NPTS Professors Dismiss Gospel of Judas Text

Post a Comment » Written on April 11th, 2006     
Filed under: News
By Stan Friedman

CHICAGO, IL (April 11, 2006) – The publication of the Gospel of Judas has attracted worldwide headlines, but biblical scholars at North Park University and Theological Seminary say the text is pure fiction.

“I find it nearly incredible that anyone could read this text, the Gospel of Judas, and think they are going to find something historical in it,” writes Scot McKnight in his blog, Jesus Creed. McKnight is the Karl A. Olson Professor in Religious Studies at the university.

“It does not breathe the air of Palestine in the first century or sound like anything we know from there,” says Klyne Snodgrass, professor of biblical literature at the seminary. “It is not from Judas, who hanged himself at the time of the crucifixion.”

Early church father Irenaeus mentions the Judas text in his work Against Heresies. Irenaeus wrote that the gospel was the work of a heretical sect known as the Cainites in the second century, Snodgrass says. The Coptic document was made from the earlier Greek work.

The Judas document has strong parallels to another fourth century Coptic manuscript, the Gospel of Thomas, which also claims special esoteric teaching and apparently was translated from a second century Greek text, Snodgrass says.

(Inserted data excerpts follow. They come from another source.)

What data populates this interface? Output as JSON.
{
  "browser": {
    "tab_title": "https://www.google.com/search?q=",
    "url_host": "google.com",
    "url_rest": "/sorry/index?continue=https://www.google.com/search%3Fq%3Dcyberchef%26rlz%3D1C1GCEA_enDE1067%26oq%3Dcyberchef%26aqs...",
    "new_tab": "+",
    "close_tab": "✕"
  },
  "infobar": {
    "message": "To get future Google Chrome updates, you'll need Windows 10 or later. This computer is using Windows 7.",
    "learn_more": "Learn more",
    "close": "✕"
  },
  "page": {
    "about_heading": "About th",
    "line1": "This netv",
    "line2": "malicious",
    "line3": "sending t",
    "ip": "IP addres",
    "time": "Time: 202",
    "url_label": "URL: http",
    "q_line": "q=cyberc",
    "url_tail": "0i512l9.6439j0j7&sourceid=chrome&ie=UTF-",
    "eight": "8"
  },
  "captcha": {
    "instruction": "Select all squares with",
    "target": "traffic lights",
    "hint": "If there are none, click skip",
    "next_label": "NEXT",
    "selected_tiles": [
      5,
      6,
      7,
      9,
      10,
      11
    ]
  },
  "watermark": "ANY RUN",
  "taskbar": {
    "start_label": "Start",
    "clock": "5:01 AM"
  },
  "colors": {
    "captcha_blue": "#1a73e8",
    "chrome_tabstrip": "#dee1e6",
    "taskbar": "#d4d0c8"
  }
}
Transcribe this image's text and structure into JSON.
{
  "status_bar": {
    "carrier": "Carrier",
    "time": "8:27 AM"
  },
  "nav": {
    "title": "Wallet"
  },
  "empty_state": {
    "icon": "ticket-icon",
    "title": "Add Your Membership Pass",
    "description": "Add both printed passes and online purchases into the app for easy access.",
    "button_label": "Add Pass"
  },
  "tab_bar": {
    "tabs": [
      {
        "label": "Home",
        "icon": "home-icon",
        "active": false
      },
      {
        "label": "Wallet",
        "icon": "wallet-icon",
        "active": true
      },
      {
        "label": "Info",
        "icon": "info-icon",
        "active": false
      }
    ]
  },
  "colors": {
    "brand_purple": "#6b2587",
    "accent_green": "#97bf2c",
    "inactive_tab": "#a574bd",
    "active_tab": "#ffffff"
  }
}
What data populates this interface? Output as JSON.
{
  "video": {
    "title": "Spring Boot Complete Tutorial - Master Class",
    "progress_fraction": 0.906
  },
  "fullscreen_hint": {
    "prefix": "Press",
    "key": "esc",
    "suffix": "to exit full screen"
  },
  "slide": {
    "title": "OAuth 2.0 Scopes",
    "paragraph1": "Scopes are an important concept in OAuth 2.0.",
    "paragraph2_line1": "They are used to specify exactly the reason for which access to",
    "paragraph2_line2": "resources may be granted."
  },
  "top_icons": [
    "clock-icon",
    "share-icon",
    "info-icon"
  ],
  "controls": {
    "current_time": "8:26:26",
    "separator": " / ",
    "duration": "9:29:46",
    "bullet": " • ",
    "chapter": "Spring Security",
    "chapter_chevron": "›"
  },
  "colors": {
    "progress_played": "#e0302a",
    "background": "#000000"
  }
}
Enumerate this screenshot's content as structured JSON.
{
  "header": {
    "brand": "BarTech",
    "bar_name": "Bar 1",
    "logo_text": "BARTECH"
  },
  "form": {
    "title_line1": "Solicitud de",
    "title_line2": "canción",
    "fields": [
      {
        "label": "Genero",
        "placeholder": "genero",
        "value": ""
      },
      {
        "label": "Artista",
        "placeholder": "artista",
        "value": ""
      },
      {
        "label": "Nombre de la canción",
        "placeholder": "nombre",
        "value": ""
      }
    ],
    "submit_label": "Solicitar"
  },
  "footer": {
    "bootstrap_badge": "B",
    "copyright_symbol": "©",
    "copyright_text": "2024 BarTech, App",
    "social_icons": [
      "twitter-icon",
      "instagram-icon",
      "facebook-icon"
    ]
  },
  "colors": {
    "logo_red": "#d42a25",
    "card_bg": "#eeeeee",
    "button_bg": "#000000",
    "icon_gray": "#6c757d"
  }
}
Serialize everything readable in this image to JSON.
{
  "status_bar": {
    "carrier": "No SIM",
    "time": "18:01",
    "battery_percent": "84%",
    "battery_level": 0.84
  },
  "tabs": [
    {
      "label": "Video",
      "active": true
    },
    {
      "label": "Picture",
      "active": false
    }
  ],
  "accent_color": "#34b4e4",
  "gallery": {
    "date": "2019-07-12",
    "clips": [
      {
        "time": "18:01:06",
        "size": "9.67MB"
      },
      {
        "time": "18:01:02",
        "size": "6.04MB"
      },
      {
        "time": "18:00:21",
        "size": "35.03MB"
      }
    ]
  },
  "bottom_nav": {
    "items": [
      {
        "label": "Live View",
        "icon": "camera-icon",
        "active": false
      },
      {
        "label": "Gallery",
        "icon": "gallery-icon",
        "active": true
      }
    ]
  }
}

Both documents belong to a collection of writings known as the Gnostic gospels, of which there were many. Gnosticism was an early religious movement that believed salvation could be found in knowledge that was revealed only to the spiritually elite, that denied the incarnation and the goodness of creation, that taught that the real world was spirit, and that humans were merely trapped in their bodies.

In the Gospel of Judas, the disciple is the only one of the twelve with whom Jesus shares special knowledge. Jesus asks Judas to betray him so that his body will be killed and he can return to live in the spiritual world.

“There is nothing new in this text we haven’t heard before (other than that Jesus asked Judas to betray him so Jesus could get back to the divine sooner),” McKnight writes.

Some scholars argue that the text proves Christianity was much more varied than is often taught, and that conspiracies were launched to keep people from knowing the truth other than what has been passed down in the gospels of Matthew, Mark, Luke and John. Several current New York Times best sellers – The Da Vinci Code, Misquoting Jesus, and the Jesus Papers – all claim such a conspiracy.

“What I think we ought to be addressing is this: Why is it that so many are attracted to conspiracy theories about the Church and the rise of Orthodoxy?” McKnight says.

Snodgrass also noted the timing of the document’s release. “It is almost Easter, and every Christmas and Easter, there is some flap about something related to Jesus,” he says. “Issues of TIME and NEWSWEEK sell more magazines when dealing with a hot religious topic than with any other subject.”